Turned messy robot math into something normal people can use. Instead of scripting or Excel geometry, we built a nocode 3D workspace with guided steps that still preserves the level of precision robots need  like down to centimeters and degrees  and runs smoothly on an iPad with gloves on.

The Process

  1. Weeks 1–3: Field research & task analysis (shop-floor observations, operator interviews).
  2. Weeks 4–7: Rapid wireframes → interactive prototypes of the 3D workspace and parameter panels; weekly usability loops.
  3. Weeks 8–10: High-fidelity UI, design tokens, HMI pattern library.
  4. Weeks 11–12: Dev handoff, implementation QA, pilot instrumentation (analytics + in-app survey).

The Outcome

  • −42% time-to-first-setup (avg. 68→39 mins across 12 tasks, n=18 operators)
  • −63% parameter-entry errors (unit/axis mistakes per session)
  • −31% support tickets in the first 6 weeks post-launch
  • Training time −75% (2h coached → 30m guided onboarding)
  • SUS 86 / CSAT 4.6/5 in pilot usability rounds
  • Adoption: 3 pilot sites, ~45 daily operators, 400+ sessions, 99.7% crash-free

Behind the Decisions: Reflections & Trade-offs

OnRobot was about taking something that should require an engineer  robot setup and making it feel natural to operators who would rather just get the job done.

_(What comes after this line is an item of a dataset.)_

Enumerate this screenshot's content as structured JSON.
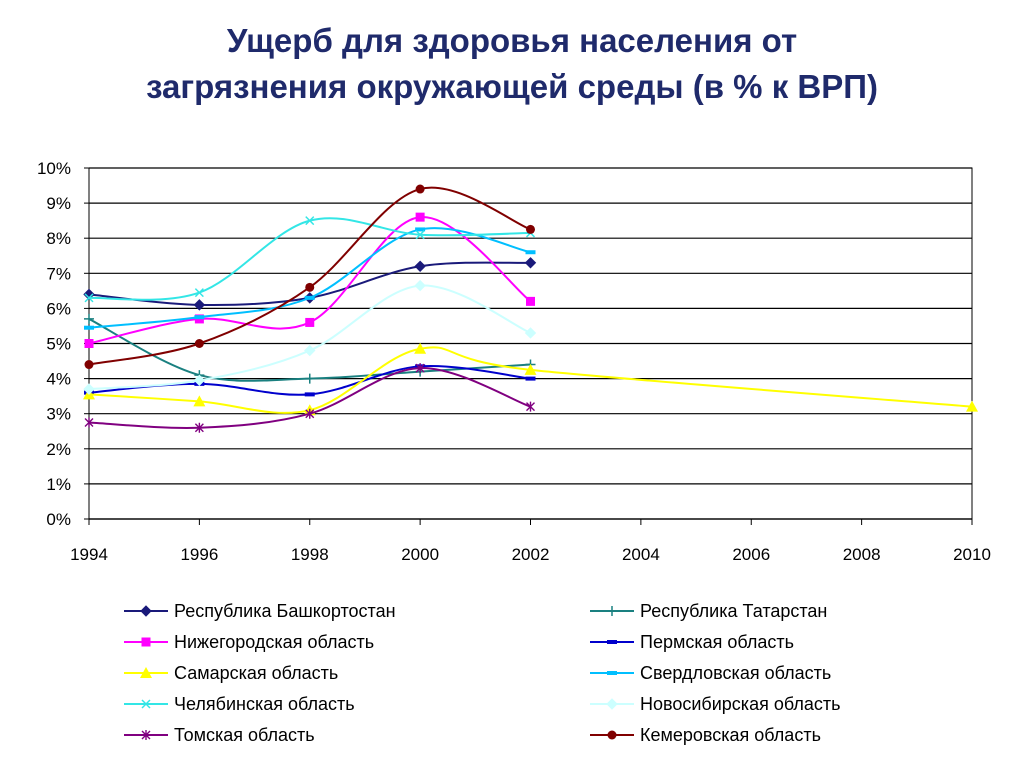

The core trade off was precision vs. approachability. Robotics teams needed millimeter-level control; operators needed to see “move this here” and trust that nothing dangerous would happen. We decided to bring the complexity into a visual 3D workspace + parameter panels, instead of stuffing it into forms and manuals. That made setups feel like manipulating a scene, not programming a machine.

Nothing about this could have been solved from a conference room. The most important design work happened on the shop floor: watching how people actually rigged tasks, where they guessed, where they double checked with a colleague. Weekly reviews with robotics, HMI devs, and safety took that raw reality and hardened it into a system that cut setup time, slashed errors, and still passed internal safety scrutiny.